Wallets Were the First Surface, Not the Final Product
Wallets were one of crypto’s first successful product surfaces because they matched the earliest shape of the ecosystem. If the main job was holding tokens, signing transactions, and proving control over assets, then the wallet was the obvious center of gravity. It gave users access to a new financial substrate and turned self-custody into a live product category rather than an abstract principle.
But first surfaces are not always final surfaces. Once the infrastructure becomes more capable, the user starts wanting something broader than access. They want coherence. They want one place to store value, move it, grow it, borrow against it, understand risk, and operate across multiple financial contexts without feeling like they are stitching the stack together by hand. That “everyday crypto account” framing is already showing up in product language, which is a useful tell that the wallet is no longer enough.
That is why the next major product category is unlikely to stop at the wallet. The wallet opened the door. It did not finish the room.
Mainstream Users Want a Financial Home
Most people do not want a crypto product in the ideological sense. They want a financial home. They want a place where money can sit, move, earn, and coordinate with the rest of their lives. That is why the enduring product opportunity is not “make onchain usage a little easier.” It is to build something that feels like a primary financial account even if the rails underneath are radically different from traditional banking.
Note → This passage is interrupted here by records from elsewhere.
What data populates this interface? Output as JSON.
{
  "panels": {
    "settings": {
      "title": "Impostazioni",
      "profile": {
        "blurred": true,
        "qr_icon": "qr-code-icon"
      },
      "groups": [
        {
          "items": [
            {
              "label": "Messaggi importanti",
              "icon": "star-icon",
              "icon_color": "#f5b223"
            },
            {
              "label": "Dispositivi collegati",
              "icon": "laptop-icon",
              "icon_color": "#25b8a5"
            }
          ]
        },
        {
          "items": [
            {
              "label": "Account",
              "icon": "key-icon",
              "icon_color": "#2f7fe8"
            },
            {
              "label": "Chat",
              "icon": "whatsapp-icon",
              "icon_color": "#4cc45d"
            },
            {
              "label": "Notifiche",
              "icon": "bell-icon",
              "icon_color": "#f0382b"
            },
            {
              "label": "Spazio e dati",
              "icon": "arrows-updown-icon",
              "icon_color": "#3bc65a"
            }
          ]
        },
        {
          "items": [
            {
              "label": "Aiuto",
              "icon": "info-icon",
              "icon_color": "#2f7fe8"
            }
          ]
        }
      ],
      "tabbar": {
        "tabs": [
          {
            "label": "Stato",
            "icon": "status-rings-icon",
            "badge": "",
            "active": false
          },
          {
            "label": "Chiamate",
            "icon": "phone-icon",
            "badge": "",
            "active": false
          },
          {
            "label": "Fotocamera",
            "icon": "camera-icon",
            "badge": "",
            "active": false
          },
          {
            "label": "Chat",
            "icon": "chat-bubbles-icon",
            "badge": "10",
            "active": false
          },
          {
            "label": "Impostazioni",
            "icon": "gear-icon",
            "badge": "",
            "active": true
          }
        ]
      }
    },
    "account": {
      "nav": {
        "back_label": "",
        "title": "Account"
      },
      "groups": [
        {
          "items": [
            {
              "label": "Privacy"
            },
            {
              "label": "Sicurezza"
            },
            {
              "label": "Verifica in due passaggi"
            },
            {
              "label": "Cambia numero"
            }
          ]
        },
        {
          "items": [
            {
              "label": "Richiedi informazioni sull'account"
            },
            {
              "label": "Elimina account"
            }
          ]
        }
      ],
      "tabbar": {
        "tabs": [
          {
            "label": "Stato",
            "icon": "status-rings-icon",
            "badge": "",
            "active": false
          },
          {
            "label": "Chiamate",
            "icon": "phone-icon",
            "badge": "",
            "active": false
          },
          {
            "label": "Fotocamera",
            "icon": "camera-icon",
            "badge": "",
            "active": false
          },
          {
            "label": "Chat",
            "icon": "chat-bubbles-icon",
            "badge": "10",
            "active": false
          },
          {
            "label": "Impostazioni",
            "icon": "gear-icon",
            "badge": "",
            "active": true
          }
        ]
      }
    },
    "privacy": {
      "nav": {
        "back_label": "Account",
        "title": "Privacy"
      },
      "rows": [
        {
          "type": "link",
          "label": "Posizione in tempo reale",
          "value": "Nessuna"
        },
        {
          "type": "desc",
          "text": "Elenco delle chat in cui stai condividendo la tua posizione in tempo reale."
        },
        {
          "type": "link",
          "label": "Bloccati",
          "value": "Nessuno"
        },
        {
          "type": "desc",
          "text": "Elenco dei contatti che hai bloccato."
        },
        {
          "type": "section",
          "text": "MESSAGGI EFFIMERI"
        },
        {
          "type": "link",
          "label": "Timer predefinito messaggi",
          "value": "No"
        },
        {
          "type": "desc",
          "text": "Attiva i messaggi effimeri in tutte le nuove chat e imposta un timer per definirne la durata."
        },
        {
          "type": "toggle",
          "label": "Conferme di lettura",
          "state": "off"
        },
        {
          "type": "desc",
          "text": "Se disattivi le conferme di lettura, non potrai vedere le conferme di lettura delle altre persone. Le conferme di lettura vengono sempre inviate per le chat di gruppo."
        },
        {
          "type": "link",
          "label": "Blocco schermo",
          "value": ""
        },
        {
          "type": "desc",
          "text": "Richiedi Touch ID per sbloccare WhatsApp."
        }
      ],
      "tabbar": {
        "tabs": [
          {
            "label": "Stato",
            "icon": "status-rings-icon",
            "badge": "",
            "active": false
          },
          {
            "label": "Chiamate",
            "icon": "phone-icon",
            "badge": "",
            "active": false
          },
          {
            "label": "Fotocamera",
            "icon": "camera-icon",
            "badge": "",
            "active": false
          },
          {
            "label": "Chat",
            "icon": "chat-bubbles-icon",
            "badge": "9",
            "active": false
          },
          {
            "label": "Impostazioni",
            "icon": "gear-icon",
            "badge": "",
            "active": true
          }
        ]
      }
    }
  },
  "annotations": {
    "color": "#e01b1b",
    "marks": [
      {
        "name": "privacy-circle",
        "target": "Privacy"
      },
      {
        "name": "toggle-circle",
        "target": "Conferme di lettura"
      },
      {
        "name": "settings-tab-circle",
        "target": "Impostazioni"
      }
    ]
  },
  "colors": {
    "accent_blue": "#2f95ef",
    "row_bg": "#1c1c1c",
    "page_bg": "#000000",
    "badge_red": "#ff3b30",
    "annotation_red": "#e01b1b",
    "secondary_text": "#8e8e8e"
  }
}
The natural jobs here are not exotic. They are store, spend, grow, and borrow. Those are the same jobs bank accounts, brokerages, credit products, and financial apps have always had to solve. What changes in the crypto-native world is the substrate: global settlement, programmable balances, composable yield, open markets, and a more software-like financial backend. Coinbase Business is explicitly being framed as an all-in-one financial operating platform rather than a single crypto wallet. The same shift is visible in embedded-yield products too: stable balances are being treated as account primitives that other apps can package, not just assets users manually chase around.
Stablecoins Turn the Backend Into Software
Business payment tooling is already being bundled into one programmable account surface. Once a dollar-like unit can move globally, settle quickly, integrate with onchain markets, and plug into software systems directly, the backend of a financial account starts to look less like fixed banking infrastructure and more like a composable software stack.
That creates room for a different class of financial product. Not a wallet with more tabs and not an exchange trying to masquerade as a consumer bank, but an account surface built natively for the world after wallet access became table stakes. One coherent place that can hold stable balances, route into yield, coordinate payments, bridge into cards or bank rails when needed, and make onchain capability feel like a feature rather than a burden. Even Coinbase’s own commerce migration points away from a narrow checkout tool and toward a broader business account layer.
Trust Packaging Becomes the Product
This is also why trust packaging matters so much. As the underlying rails improve and raw access becomes easier, the differentiator shifts toward how risk, clarity, support, and financial meaning are presented to the user. A checking-account-like surface backed by stablecoins and onchain systems is not powerful because it is philosophically pure. It is powerful because it can hide unnecessary complexity while preserving the benefits that complexity unlocks underneath. That is increasingly how major builders describe the category too: not as better wallet UX, but as a broader internet financial system packaged into something coherent.
That means the post-wallet product has to do more than expose balances and signatures. It has to explain where value sits, how it moves, what risks are being taken, when the user is in self-custody, when they are not, what protections exist, and what tradeoffs are being made across the whole stack. In other words, it has to feel like money, not like infrastructure. Recent wallet-interaction research even suggests that some confirmation friction can improve user judgment, which is another way of saying trust packaging is part of the product, not just decoration.
The Winning Surface Will Look Familiar and Behave Differently
The interesting part is that the surface may look more familiar than people expect. A lot of the next wave of crypto-native finance will not win by feeling alien. It will win by making the familiar financial home more programmable, more global, more composable, and more responsive than legacy products can easily be. Same human job, different engine.
That is why “banking after the wallet” is the right frame. The wallet was necessary because the ecosystem had to start with direct access. The next product has to start where users actually live: not at the key-management layer, but at the layer where the whole financial experience becomes coherent.
Why This Comes Later for General Liquidity
This is not Gordon’s first wedge, and it should not be. Trading remains the harder and sharper proving ground for delegated financial action. But the long arc points here. If financial markets are the first operating surface where users learn to trust software with serious decisions, then the broader financial home is one of the places that trust can expand later.
The wallet was the first crypto-native product that mattered at scale. It probably will not be the last major interface category. The more important destination is the account surface that makes the post-wallet world usable.